One of the officers asked if it was okay to enter my house, and I said sure. Then an officer who was dressed more like a supervisor approached me and asked if I was the guy who had filed a police report about this eventuality about six months earlier. When I responded in the affirmative, he spoke into his handheld radio, and the police began stowing their rifles and the cuffs were removed from my wrists. He explained that they’d tried to call me on the phone number that had called them (my mobile), but that there was no answer. He apologized for the inconvenience, and said they were only doing their jobs. I told him no hard feelings. He told me that the problem of SWATting started on the West Coast and has been slowly making its way east.
The cop that took the report from me after the incident said someone had called 911 using a Caller ID number that matched my mobile phone number; the caller claimed to be me, reporting that Russians had broken into the home and shot my wife. Obviously, this was not the case, and nobody was harmed during the SWATing.
The Washington Post article says that “[t]he FBI has been advising people of the dangers of SWATing for years, but it doesn’t speak much about it for fear of spreading the idea.”

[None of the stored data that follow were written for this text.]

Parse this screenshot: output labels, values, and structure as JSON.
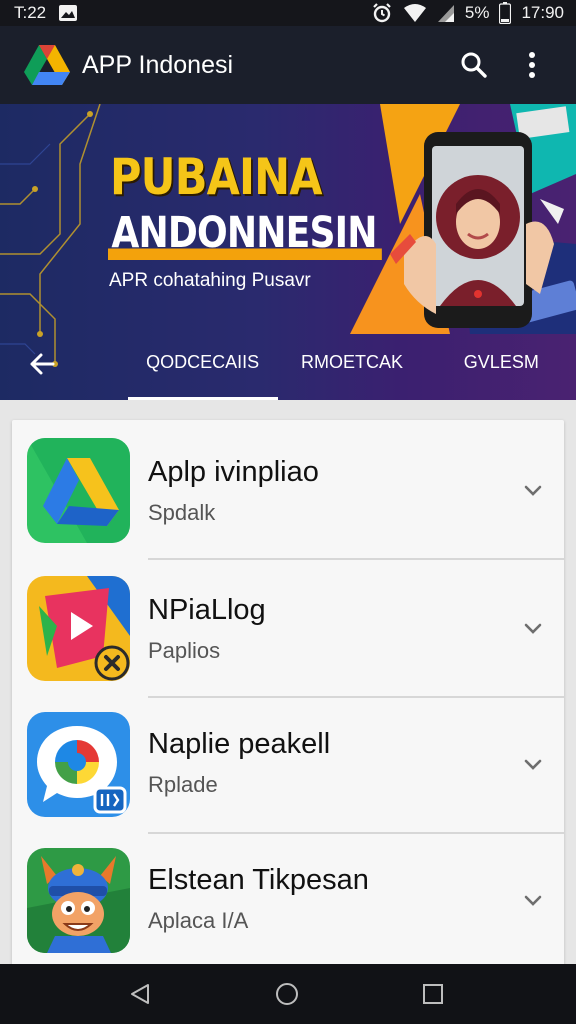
{
  "status_bar": {
    "time_left": "T:22",
    "battery": "5%",
    "time_right": "17:90",
    "icons": [
      "gallery-icon",
      "alarm-icon",
      "wifi-icon",
      "signal-icon",
      "battery-icon"
    ]
  },
  "app_bar": {
    "title": "APP Indonesi",
    "icons": [
      "app-logo-icon",
      "search-icon",
      "more-vert-icon"
    ]
  },
  "banner": {
    "headline": "PUBAINA",
    "subhead": "ANDONNESIN",
    "tagline": "APR cohatahing Pusavr",
    "tabs": [
      {
        "label": "QODCECAIIS"
      },
      {
        "label": "RMOETCAK"
      },
      {
        "label": "GVLESM"
      }
    ],
    "active_tab_index": 0,
    "colors": {
      "headline": "#f5c518",
      "underline": "#f3a20c"
    }
  },
  "list": {
    "items": [
      {
        "title": "Aplp ivinpliao",
        "subtitle": "Spdalk",
        "icon": "triangle-drive-app-icon"
      },
      {
        "title": "NPiaLlog",
        "subtitle": "Paplios",
        "icon": "play-media-app-icon"
      },
      {
        "title": "Naplie peakell",
        "subtitle": "Rplade",
        "icon": "chat-bubble-app-icon"
      },
      {
        "title": "Elstean Tikpesan",
        "subtitle": "Aplaca I/A",
        "icon": "mascot-game-app-icon"
      }
    ]
  },
  "nav_bar": {
    "icons": [
      "back-triangle-icon",
      "home-circle-icon",
      "recents-square-icon"
    ]
  }
}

Mark my words, readers: somebody is going to get killed this way. Causing a heavily-armed squad of paramilitary police officers to believe that they’re heading into a potentially deadly situation is light-years beyond a stupid prank such as causing pizza to be delivered to somebody’s house, or subscribing them to gay-porn websites, etc.

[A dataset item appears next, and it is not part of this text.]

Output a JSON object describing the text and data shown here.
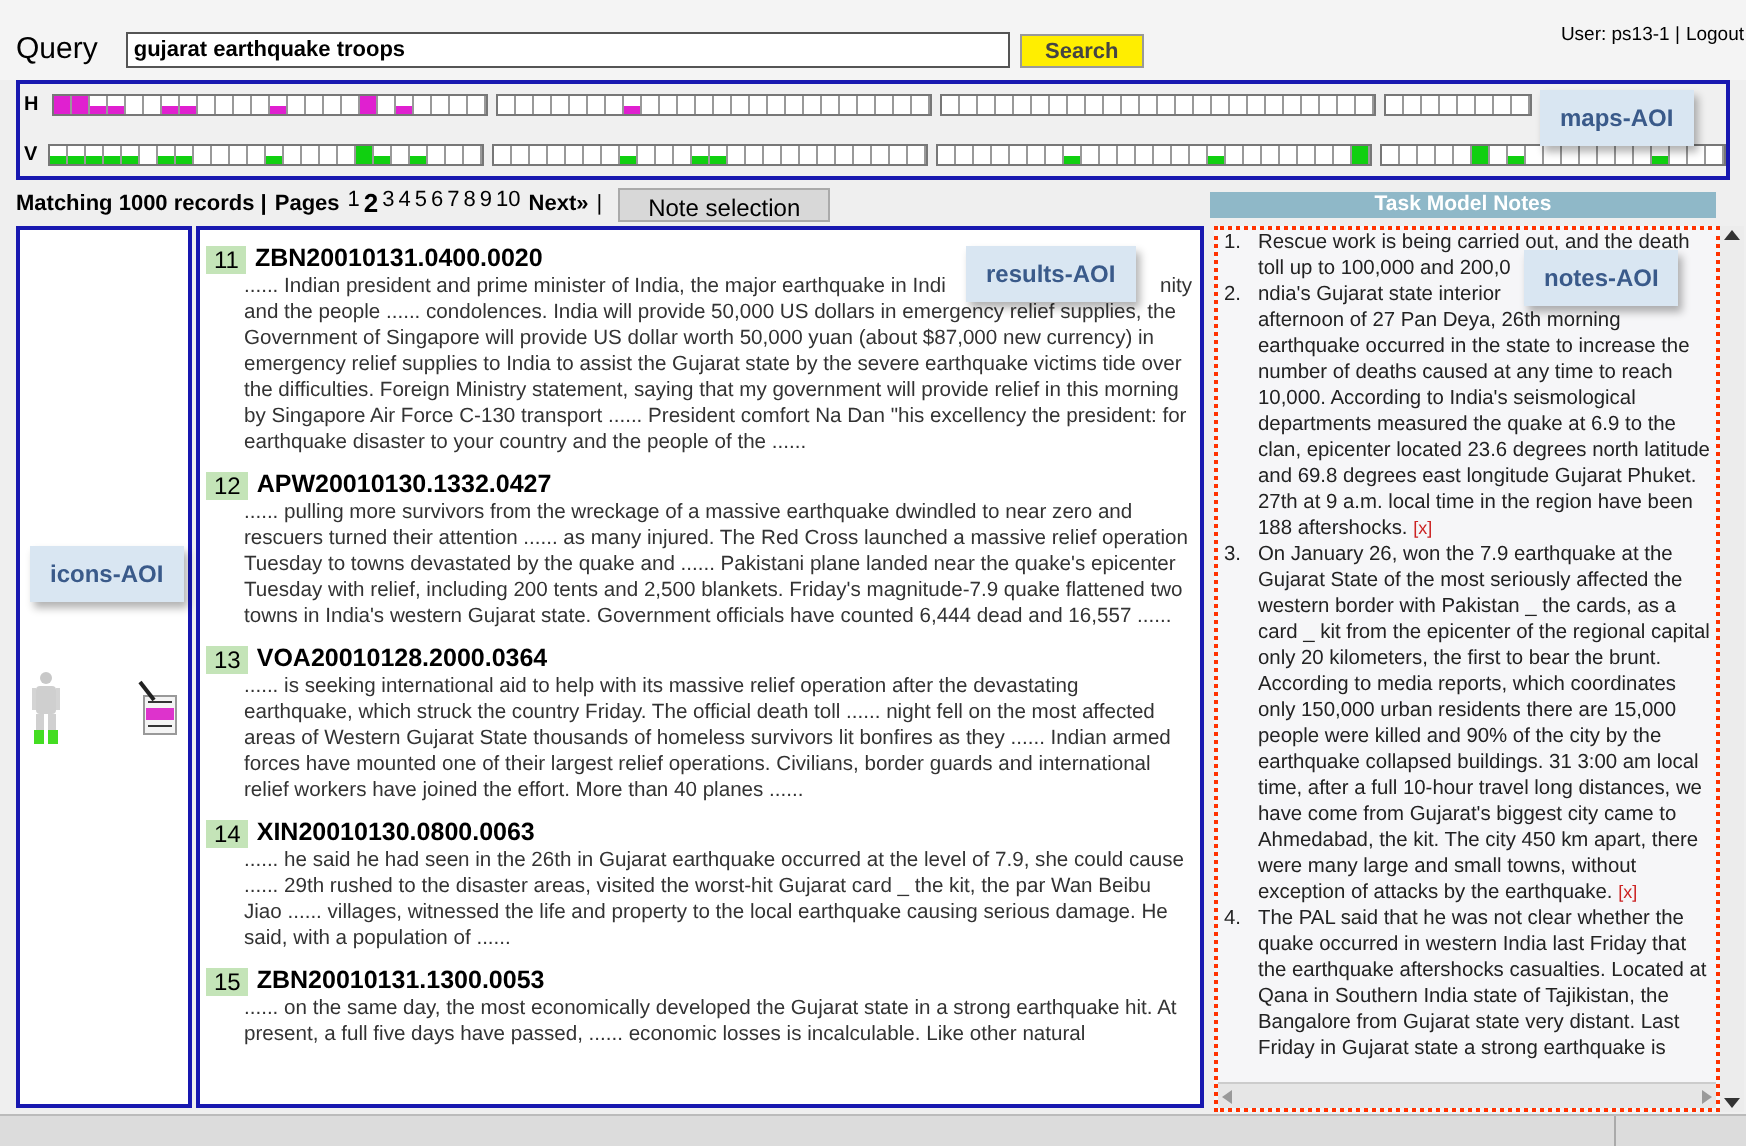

It’s bad enough that “SWATting” somebody is going to terrify them and their family, not to mention wasting their time and the time of all the law-enforcement officers involved, and wasting taxpayer dollars, but this absolutely stupid kind of “prank” is going to get somebody shot and killed.

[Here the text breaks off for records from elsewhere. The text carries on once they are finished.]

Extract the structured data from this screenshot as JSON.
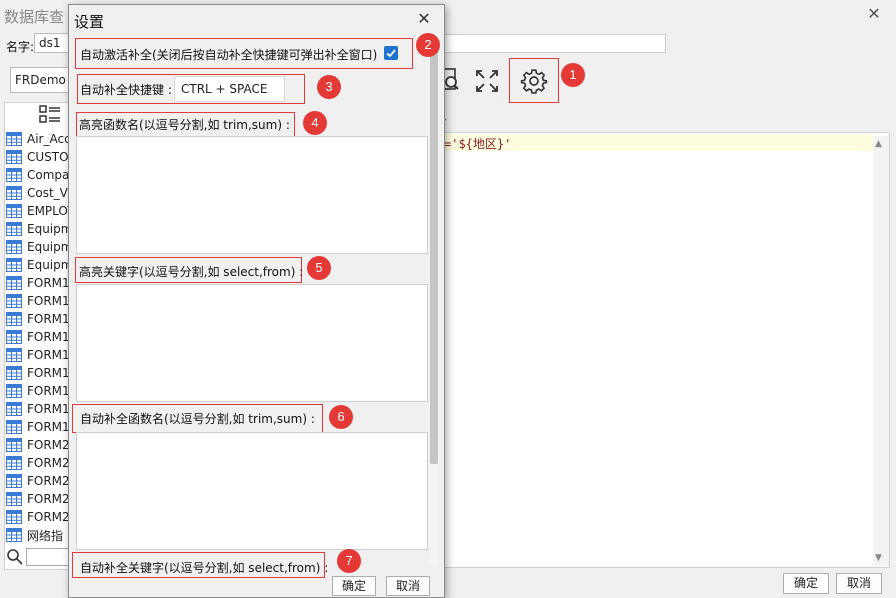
{
  "main": {
    "title": "数据库查",
    "name_label": "名字:",
    "name_value": "ds1",
    "database": "FRDemo",
    "sql_text": "='${地区}'",
    "ok_label": "确定",
    "cancel_label": "取消",
    "tables": [
      "Air_Acci",
      "CUSTO",
      "Compa",
      "Cost_VS",
      "EMPLOY",
      "Equipm",
      "Equipm",
      "Equipm",
      "FORM1",
      "FORM1",
      "FORM1",
      "FORM1",
      "FORM1",
      "FORM1",
      "FORM1",
      "FORM1",
      "FORM1",
      "FORM2",
      "FORM2",
      "FORM2",
      "FORM2",
      "FORM2",
      "网络指"
    ]
  },
  "dialog": {
    "title": "设置",
    "autocomplete_label": "自动激活补全(关闭后按自动补全快捷键可弹出补全窗口)",
    "autocomplete_checked": true,
    "shortcut_label": "自动补全快捷键 :",
    "shortcut_value": "CTRL + SPACE",
    "hl_func_label": "高亮函数名(以逗号分割,如 trim,sum) :",
    "hl_kw_label": "高亮关键字(以逗号分割,如 select,from) :",
    "ac_func_label": "自动补全函数名(以逗号分割,如 trim,sum) :",
    "ac_kw_label": "自动补全关键字(以逗号分割,如 select,from) :",
    "ok_label": "确定",
    "cancel_label": "取消"
  },
  "badges": [
    "1",
    "2",
    "3",
    "4",
    "5",
    "6",
    "7"
  ],
  "colors": {
    "annotation_red": "#e53935",
    "checkbox_blue": "#1e73d0",
    "table_icon_blue": "#3a7bd5"
  },
  "icons": {
    "settings": "gear-icon",
    "preview": "magnifier-icon",
    "fullscreen": "expand-icon",
    "table": "table-grid-icon"
  }
}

How funny is that going to be, readers, when some over-adrenalized police officer who thinks he’s going into a life-threatening situation makes a mistake and shoots the victim of a “SWATting”? How funny would it be if somebody’s child were to get shot and killed?
This is going to happen. Just wait. I guarantee you, this is going to happen. Somebody’s going to get killed by one of these “pranks.”
Whoever pulls this “prank” and causes a SWAT team to be sent to somebody’s house should be convicted of a felony and spend a good ten years in prison, I think. This is putting people’s lives, and the lives of their families, in jeopardy.